Chile Struggles with Low Voter Enthusiasm as Key Deadlines Approach for New Constitution

As Chile’s new constitution faces crucial deadlines, the country is grappling with voter fatigue and diminishing support for the process. The president of Chile’s Constitutional Council, Beatriz Hevia, acknowledges the challenge of winning over public support. Despite this, the Council remains confident in meeting the October deadline for their draft.

In the coming weeks, Council committees will analyze proposed modifications to the preliminary draft, with the voting process expected to conclude by early September. The process will then move to the Council’s floor, culminating in a final recommendation the following month.

Hevia, a trained lawyer, is overseeing Chile’s second attempt to rewrite its constitution within two years. The previous attempt was rejected by voters in 2022 due to concerns of radicalism. The current effort is favored by right-wing factions dominating the Council.

However, a new issue has emerged – voter apathy resulting from a prolonged process spanning over two years and involving three national votes. A recent Cadem poll revealed that only 26% of respondents plan to support the proposed constitution. Furthermore, 59% admitted to having little to no knowledge of the work conducted by the Commission of Experts, responsible for initiating the current charter rewrite earlier this year.

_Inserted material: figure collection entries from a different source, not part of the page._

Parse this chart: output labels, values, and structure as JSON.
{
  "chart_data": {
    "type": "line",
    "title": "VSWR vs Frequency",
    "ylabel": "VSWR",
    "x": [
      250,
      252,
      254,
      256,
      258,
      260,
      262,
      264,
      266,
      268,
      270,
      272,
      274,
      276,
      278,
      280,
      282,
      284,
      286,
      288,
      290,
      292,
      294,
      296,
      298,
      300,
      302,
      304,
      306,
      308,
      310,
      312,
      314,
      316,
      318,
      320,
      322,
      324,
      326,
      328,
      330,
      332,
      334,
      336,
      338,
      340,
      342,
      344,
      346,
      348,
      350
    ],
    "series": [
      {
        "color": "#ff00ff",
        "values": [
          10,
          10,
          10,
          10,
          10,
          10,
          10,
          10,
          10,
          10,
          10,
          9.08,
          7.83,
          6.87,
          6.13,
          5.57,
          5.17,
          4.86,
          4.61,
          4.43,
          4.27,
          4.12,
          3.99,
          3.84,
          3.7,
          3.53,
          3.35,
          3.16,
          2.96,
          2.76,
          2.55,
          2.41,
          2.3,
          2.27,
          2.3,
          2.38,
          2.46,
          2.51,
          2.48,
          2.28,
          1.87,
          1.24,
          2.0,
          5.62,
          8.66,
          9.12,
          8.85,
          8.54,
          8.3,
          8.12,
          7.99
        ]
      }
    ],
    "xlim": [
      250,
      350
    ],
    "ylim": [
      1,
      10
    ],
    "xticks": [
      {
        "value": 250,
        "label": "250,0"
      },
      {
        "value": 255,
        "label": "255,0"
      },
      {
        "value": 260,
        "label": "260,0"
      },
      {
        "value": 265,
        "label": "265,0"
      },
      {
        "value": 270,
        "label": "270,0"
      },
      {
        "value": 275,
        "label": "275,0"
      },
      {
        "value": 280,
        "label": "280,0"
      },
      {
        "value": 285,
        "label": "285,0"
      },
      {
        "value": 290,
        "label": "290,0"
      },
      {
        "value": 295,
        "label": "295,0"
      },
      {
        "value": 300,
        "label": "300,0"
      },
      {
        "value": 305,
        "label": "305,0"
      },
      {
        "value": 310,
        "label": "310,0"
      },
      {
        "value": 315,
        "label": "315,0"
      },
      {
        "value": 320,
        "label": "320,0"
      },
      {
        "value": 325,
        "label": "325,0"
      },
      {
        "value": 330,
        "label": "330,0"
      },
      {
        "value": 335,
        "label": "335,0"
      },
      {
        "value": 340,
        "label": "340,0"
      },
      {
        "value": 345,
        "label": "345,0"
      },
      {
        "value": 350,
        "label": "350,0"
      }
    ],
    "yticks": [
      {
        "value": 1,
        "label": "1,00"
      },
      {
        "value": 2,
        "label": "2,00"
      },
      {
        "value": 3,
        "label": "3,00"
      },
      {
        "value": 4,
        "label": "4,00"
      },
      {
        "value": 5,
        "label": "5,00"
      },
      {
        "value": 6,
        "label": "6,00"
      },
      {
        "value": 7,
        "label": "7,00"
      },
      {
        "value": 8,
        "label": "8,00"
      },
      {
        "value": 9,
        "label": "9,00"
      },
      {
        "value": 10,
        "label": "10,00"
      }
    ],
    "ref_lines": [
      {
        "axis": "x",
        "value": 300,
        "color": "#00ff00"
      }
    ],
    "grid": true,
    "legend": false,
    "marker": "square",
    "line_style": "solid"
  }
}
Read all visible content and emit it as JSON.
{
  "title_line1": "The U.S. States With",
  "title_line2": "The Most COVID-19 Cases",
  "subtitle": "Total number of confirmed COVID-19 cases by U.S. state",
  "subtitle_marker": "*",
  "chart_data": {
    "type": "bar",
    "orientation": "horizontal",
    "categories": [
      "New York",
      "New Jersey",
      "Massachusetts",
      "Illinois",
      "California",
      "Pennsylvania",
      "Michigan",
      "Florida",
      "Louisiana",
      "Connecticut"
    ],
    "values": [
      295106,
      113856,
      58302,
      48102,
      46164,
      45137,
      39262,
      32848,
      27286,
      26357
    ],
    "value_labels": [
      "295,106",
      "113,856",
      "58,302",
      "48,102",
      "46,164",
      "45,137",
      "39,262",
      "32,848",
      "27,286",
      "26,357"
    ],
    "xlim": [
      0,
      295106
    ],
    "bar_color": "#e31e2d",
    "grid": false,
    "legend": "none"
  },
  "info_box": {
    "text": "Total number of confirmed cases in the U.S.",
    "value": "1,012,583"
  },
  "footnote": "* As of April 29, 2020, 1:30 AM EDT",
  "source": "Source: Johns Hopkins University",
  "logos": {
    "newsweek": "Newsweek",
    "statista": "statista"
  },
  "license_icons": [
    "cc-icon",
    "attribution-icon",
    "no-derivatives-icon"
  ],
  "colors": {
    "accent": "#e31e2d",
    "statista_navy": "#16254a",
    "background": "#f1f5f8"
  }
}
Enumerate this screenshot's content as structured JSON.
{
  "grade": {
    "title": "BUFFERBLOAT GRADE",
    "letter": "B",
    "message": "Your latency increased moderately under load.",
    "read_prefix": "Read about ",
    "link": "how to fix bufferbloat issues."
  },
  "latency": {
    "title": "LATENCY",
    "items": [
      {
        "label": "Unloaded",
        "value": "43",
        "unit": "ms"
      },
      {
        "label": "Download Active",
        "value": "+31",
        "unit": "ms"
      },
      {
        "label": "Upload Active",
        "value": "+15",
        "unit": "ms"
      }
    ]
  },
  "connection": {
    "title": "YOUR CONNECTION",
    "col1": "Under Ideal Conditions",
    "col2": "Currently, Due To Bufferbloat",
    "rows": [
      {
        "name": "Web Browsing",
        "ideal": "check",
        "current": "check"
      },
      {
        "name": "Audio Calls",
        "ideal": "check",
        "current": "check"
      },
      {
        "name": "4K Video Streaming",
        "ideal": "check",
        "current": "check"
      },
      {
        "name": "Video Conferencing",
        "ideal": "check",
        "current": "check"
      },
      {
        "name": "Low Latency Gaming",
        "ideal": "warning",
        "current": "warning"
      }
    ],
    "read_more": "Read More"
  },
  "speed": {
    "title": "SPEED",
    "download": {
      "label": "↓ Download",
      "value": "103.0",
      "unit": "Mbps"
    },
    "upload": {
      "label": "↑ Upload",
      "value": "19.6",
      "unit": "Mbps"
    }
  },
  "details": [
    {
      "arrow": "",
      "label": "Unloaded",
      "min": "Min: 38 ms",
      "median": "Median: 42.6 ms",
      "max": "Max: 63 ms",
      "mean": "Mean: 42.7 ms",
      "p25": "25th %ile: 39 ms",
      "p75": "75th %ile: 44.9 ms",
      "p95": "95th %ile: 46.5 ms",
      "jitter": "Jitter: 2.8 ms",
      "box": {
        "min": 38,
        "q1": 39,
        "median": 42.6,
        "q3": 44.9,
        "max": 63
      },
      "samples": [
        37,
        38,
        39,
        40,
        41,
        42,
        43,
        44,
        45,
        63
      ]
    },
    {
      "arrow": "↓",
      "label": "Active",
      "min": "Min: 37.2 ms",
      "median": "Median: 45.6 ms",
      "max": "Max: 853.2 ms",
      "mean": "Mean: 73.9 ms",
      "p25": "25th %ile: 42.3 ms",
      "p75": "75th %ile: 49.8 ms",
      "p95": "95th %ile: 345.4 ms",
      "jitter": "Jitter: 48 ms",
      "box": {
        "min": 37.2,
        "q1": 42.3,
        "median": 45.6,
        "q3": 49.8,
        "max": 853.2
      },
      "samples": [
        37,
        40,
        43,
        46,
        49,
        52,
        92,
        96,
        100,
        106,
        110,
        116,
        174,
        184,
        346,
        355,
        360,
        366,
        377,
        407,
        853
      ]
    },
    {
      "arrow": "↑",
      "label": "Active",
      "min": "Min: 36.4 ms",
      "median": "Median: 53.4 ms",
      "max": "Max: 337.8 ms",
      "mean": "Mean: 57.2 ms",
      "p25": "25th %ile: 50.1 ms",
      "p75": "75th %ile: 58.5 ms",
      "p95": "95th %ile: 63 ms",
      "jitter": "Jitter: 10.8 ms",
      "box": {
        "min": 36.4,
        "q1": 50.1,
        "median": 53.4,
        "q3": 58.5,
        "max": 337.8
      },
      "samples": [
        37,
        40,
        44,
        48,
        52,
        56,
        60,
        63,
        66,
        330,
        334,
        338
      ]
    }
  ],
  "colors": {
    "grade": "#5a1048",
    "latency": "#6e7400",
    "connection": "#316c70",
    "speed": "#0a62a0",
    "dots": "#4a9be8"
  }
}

Hevia believes that voter frustration stems from the failure of the previous attempt at constitution reform. People had placed their hope in the previous process, which ultimately proved ineffective. Therefore, skepticism and reluctance to invest in a new process have arisen.

The movement to replace Chile’s current constitution, which dates back to the Augusto Pinochet dictatorship, was sparked by social unrest in 2019. However, the country’s recent shift toward the right has set the stage for a substantially different constitution than the one presented to voters in 2022.

Hevia, a member of the conservative Partido Republicano, initially opposed changing the constitution but emphasizes that the Council is open to diverse opinions. Their goal is to craft a constitution that caters to the interests of all Chileans and demonstrates a commitment to unity over personal agendas.

With tight timelines, the Council faces the challenge of making modifications to the draft by October. The subsequent steps include a report by a Commission of Experts and a final draft referendum scheduled for December 17. If approved by a simple majority, the new constitution will become law.

Hevia believes that by collectively recognizing the need to move on from a period of uncertainty and instability for the sake of social and economic progress, the path to agreements will be smoother.